Because the Google Drive API and Google Docs API have different base URLs — Drive uses googleapis.com/drive/v3 and Docs uses docs.googleapis.com/v1. Bubble's API Connector applies the base URL to all calls in a group, so mixing them under one base URL causes all calls to go to the wrong endpoint. Separating them into two groups ensures each call reaches the correct API.
How do I get the final document URL to display or share with the user?

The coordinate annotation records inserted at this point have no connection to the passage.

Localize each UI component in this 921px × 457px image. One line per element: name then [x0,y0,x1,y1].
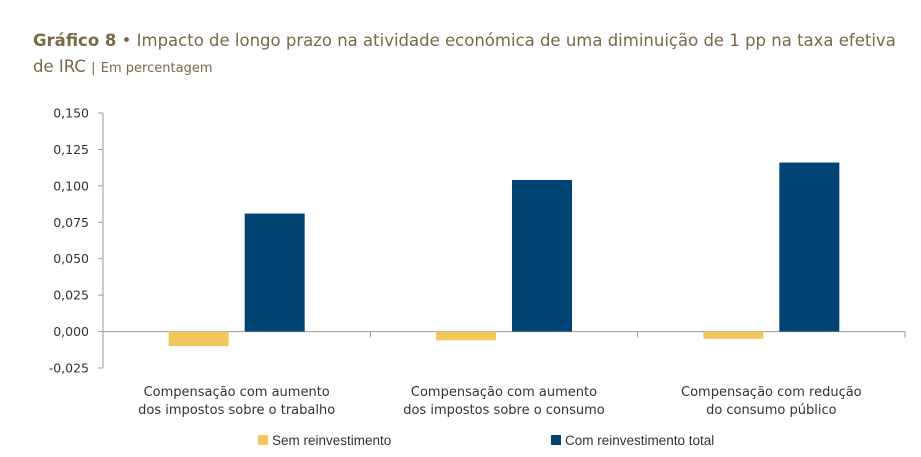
chart-title-text: Impacto de longo prazo na atividade econ… [33,31,896,76]
legend-swatch [258,435,268,445]
bar [244,213,305,332]
title-separator: • [121,31,132,50]
x-category-label: Compensação com redução [681,385,862,400]
y-tick-label: -0,025 [49,361,89,376]
y-tick-label: 0,025 [53,288,89,303]
y-tick-label: 0,075 [53,215,89,230]
unit-separator: | [91,61,96,76]
x-category-label: do consumo público [706,403,837,418]
y-tick-label: 0,100 [53,178,89,193]
y-tick-label: 0,000 [53,324,89,339]
chart-number: Gráfico 8 [33,31,117,50]
legend-label: Com reinvestimento total [565,433,714,448]
y-tick-label: 0,125 [53,142,89,157]
legend-label: Sem reinvestimento [272,433,391,448]
y-tick-label: 0,150 [53,106,89,121]
x-category-label: dos impostos sobre o consumo [403,403,605,418]
bar [436,331,496,341]
y-tick-label: 0,050 [53,251,89,266]
bar [703,331,764,339]
bar [512,180,572,332]
x-category-label: Compensação com aumento [144,385,330,400]
x-category-label: Compensação com aumento [411,385,597,400]
bar [168,331,229,347]
x-category-label: dos impostos sobre o trabalho [138,403,335,418]
legend-swatch [551,435,561,445]
bar [779,162,840,332]
chart-title: Gráfico 8 • Impacto de longo prazo na at… [33,28,908,82]
chart-subtitle: Em percentagem [100,61,213,76]
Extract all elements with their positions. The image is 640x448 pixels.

After the Backend Workflow's copy step completes, the Drive API returns the new file's id. Construct the Google Docs URL as: https://docs.google.com/document/d/ + the id value. You can store this in a Bubble data field and display it as a link, or use a 'Send email' step to email the link to the user. The document inherits the sharing settings of the destination Drive folder — if the folder is private, the generated document is private and requires sign-in to view.

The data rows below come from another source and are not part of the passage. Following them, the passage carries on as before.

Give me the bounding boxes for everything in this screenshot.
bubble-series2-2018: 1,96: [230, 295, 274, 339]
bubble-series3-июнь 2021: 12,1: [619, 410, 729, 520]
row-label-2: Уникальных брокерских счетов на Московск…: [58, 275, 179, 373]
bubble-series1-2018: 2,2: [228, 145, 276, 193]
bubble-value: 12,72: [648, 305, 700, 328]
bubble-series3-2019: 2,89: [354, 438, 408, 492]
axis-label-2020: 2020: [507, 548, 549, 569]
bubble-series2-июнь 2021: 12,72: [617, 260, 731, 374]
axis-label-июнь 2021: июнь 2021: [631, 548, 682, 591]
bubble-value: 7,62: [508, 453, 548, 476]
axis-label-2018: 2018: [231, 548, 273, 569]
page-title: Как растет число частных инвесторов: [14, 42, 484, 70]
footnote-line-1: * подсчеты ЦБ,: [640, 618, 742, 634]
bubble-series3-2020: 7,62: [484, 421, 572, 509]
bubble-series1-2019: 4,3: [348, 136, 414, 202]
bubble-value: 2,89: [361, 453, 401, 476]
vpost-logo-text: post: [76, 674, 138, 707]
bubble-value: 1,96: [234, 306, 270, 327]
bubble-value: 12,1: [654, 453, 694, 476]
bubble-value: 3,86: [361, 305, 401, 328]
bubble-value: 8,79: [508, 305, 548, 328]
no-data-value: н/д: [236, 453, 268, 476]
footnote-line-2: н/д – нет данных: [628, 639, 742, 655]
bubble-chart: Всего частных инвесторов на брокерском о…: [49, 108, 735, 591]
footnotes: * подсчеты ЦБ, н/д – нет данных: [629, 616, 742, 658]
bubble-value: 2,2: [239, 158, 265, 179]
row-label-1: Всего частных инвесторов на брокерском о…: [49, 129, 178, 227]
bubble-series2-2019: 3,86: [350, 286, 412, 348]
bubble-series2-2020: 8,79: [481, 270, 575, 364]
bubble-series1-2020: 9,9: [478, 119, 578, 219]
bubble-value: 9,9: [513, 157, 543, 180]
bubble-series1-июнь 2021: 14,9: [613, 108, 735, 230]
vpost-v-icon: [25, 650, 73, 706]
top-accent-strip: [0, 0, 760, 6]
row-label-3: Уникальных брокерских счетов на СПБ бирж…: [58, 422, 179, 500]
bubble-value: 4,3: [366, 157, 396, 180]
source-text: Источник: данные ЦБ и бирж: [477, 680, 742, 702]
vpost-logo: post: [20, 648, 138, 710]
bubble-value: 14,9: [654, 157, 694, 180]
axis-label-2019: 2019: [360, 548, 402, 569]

Can I generate a PDF instead of a Google Doc?
Yes. After generating the Doc with filled placeholders, add a third call to the Drive API: GET https://www.googleapis.com/drive/v3/files/DOCUMENT_ID/export?mimeType=application/pdf. This returns the PDF binary. However, handling binary data in Bubble is complex — you would need to store the export URL and let users click it directly, which prompts a browser download, rather than processing the PDF within Bubble.
What happens if a placeholder in my template doesn't get replaced?
The batchUpdate endpoint returns HTTP 200 OK regardless of whether replacements were made — it does not report zero-match replacements as errors. If you see unfilled placeholders in the generated document, check: (1) the placeholder text in the template uses standard ASCII quotes (not smart/curly quotes), (2) the placeholder was not accidentally split across multiple text runs in Google Docs internal formatting, (3) the matchCase setting in replaceAllText matches the actual capitalization of your placeholder.